When the most recent annual count asked homeless people across Contra Costa what city they were in when they lost their permanent housing, 198 were from Richmond out of a total 807 in the county.62 No other city in the county had more homeless people who formerly called it home. Data on homelessness has limited reliability due to the lack of comprehensive surveys, but in a one-night survey, the surveyors documented 109 people experiencing homelessness in Richmond, including 57 percent who were sleeping outside. 

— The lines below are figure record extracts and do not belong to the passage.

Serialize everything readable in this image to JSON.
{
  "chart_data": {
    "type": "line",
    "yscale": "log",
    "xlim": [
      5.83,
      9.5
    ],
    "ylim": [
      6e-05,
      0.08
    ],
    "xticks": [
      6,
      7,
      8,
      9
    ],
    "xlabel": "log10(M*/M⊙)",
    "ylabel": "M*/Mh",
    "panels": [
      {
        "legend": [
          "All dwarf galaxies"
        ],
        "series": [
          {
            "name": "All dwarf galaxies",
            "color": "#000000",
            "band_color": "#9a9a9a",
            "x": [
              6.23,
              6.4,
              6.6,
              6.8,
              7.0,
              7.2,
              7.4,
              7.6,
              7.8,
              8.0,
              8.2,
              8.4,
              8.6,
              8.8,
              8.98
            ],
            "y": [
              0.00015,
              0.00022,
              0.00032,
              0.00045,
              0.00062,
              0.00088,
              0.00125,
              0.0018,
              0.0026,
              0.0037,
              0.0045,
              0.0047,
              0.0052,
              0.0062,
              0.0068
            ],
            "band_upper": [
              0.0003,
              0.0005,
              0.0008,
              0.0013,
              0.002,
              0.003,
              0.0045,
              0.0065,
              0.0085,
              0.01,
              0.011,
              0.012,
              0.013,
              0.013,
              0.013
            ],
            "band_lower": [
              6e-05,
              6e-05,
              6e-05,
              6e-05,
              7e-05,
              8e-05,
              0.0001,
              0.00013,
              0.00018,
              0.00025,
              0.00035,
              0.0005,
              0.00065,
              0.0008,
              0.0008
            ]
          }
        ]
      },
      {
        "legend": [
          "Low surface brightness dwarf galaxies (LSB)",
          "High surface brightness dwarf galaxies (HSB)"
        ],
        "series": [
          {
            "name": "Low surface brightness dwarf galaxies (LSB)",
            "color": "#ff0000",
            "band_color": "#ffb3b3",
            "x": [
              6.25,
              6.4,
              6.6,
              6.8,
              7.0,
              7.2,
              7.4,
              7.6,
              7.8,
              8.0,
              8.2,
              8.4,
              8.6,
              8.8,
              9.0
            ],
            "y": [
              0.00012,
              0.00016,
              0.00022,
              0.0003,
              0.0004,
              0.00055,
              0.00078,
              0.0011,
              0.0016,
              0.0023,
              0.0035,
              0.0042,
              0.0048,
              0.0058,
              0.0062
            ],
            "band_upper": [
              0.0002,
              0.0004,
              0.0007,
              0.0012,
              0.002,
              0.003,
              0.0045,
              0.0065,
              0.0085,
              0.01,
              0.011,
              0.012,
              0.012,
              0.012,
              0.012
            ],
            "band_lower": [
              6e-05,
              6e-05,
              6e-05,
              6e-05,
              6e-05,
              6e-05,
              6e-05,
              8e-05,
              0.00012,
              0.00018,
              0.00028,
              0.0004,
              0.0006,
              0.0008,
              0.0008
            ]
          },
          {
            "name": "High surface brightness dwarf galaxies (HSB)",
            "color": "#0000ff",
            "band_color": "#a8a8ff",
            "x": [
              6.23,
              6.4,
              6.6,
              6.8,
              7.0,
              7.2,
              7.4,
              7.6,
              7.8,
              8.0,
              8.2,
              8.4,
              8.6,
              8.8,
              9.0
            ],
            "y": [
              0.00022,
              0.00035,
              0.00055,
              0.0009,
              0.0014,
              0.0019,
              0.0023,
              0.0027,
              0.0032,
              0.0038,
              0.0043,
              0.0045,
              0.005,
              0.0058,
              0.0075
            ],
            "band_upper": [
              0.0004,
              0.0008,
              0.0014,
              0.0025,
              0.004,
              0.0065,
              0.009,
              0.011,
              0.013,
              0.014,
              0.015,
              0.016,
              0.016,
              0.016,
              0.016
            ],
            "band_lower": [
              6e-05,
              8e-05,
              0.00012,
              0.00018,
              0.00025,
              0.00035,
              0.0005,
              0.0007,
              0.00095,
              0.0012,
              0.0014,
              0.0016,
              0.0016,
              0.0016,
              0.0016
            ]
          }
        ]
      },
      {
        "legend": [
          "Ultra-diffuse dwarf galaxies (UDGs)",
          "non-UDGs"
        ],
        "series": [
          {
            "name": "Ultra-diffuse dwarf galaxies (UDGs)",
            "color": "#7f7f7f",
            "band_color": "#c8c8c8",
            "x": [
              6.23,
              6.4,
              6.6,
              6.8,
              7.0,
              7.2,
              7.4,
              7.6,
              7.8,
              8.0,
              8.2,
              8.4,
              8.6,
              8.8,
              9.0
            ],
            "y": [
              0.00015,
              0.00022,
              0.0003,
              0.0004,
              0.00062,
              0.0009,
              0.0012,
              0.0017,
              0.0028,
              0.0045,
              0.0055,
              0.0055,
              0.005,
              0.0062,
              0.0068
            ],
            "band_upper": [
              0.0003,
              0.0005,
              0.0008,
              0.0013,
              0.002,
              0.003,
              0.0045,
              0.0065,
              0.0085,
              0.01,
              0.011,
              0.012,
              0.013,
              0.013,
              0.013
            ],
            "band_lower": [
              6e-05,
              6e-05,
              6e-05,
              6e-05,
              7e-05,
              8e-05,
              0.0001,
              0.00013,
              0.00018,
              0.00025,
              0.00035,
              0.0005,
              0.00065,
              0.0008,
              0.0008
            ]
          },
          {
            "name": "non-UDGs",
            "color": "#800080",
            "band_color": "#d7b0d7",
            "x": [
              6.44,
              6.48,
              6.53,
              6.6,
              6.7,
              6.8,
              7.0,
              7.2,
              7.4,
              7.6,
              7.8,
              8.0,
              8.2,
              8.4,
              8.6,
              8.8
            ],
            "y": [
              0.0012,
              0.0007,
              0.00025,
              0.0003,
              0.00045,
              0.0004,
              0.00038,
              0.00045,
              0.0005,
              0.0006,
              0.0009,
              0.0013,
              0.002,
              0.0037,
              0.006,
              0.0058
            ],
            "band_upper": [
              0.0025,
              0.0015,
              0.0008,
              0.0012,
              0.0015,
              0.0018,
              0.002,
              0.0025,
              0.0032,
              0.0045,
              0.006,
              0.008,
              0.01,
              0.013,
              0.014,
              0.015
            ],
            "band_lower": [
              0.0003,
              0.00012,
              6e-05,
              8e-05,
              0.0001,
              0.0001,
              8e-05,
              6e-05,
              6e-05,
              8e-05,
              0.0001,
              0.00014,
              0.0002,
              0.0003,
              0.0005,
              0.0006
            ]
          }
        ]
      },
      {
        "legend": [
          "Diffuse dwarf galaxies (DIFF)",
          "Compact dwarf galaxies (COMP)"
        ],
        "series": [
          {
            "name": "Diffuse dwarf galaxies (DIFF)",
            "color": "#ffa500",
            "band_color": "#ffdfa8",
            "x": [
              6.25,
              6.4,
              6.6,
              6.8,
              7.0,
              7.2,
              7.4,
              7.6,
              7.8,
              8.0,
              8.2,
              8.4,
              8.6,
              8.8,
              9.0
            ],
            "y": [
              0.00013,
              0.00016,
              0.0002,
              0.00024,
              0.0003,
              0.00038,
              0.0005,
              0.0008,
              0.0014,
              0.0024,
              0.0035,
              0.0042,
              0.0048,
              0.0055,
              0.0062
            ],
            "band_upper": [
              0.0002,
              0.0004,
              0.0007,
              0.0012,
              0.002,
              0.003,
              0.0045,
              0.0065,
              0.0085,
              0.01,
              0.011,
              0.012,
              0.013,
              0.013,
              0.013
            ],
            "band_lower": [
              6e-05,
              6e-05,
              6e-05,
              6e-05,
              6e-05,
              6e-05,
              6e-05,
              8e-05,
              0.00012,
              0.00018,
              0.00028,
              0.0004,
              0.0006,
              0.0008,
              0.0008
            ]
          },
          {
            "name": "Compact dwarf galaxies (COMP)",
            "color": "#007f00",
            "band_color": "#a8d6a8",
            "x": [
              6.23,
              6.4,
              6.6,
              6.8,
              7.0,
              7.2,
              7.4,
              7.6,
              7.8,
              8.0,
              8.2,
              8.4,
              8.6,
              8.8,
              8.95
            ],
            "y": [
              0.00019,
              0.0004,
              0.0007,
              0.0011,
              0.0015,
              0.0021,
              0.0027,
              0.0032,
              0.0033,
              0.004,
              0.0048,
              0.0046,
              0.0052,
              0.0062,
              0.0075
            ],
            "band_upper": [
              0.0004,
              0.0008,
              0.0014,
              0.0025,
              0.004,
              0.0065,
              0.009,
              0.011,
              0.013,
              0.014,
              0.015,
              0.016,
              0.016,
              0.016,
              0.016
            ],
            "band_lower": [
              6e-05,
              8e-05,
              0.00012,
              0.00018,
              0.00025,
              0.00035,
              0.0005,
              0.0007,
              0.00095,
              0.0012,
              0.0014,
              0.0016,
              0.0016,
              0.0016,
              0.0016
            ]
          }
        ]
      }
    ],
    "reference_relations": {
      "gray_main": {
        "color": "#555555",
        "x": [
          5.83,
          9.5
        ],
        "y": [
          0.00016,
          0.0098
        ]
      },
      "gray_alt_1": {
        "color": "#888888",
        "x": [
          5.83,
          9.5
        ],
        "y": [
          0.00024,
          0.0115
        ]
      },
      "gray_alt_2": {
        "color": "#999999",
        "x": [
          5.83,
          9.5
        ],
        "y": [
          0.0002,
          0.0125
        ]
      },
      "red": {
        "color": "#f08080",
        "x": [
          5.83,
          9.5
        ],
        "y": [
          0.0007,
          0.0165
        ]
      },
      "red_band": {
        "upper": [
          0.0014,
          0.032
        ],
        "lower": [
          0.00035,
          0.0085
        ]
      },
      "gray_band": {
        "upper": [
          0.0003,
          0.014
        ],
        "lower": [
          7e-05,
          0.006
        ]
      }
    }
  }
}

This annual survey has found the number of people homeless in Richmond decreasing in each of the last three years, from 356 in 2015, to 160 in 2016, to 109 in 2017.63 The Contra Costa survey found “a significant increase in central county and decrease in west county. Some of these trends may reflect a shift in the homeless population and/or the effectiveness of efforts adopted at the local level to address homelessness.” A recent estimate from the Richmond mayor and the police department put the Richmond homeless figure nearly eight times higher, at 800 individuals and 76 encampments.64 A recent investigation by a Contra Costa Grand Jury interviewed homeless service providers, who thought the number of homeless people at 20 to 50 percent higher than what the one-night survey found.65 

Children, LGBT youth, seniors, formerly incarcerated, and people with mental health conditions are disproportionately affected by homelessness

Some 160 children were encountered in homeless families during the county’s annual count, as well as 78 transition age youth (18-24 years old).66 LGBT youth experience homelessness at higher rates than non-LGBT youth for a range of reasons, related to sexuality and gender-based discrimination.67

The county also reports that “the County’s homeless population had a higher proportion of seniors and individuals with chronic or mental health conditions” than it did five years ago.68 

Self-reports by the 1,400 homeless individuals served by Rubicon’s West County Economic Empowerment Services between 2012 and 2016 show that 43 percent had been convicted of a crime and 39 percent had served time in prison or jail. County data shows similarly high rates of homeless who were previously incarcerated.69

Supportive housing programs are effective, but don't have necessary resources to place enough people in permanently affordable housing


Chart 12: Effective Rate of Rapid Rehousing and Supportive Housing Programs in Contra Costa Country, 2012-2016

The Rapid Re-housing and Supportive Housing programs in Contra Costa County have high rates of success in helping clients not return to homelessness, but are only able to serve a small portion of the people who are homeless. On average, Rapid Rehousing programs in the county over the last four years have placed clients in permanent housing 73 percent of the time, and helped them avoid homelessness 93 percent of the time. Permanent Supportive Housing programs have had an even higher success rate, with an average of 96 percent of clients retaining their housing.70 However, those two programs had only 218 beds and served about 1,000 people each last year, out of some 8,500 homeless people coming into contact with the county’s Continuum of Care system. The system as a whole has the most difficulty placing people in permanent housing. The chair of the county homeless council concluded that “the sluggish rate in the creation of affordable housing only means that homelessness, and the threat of homelessness, will continue.”71 GRIP, interviewed as one of the only transitional housing programs in Richmond, also reports that it has been highly difficult to move the families in their programs out into permanent housing.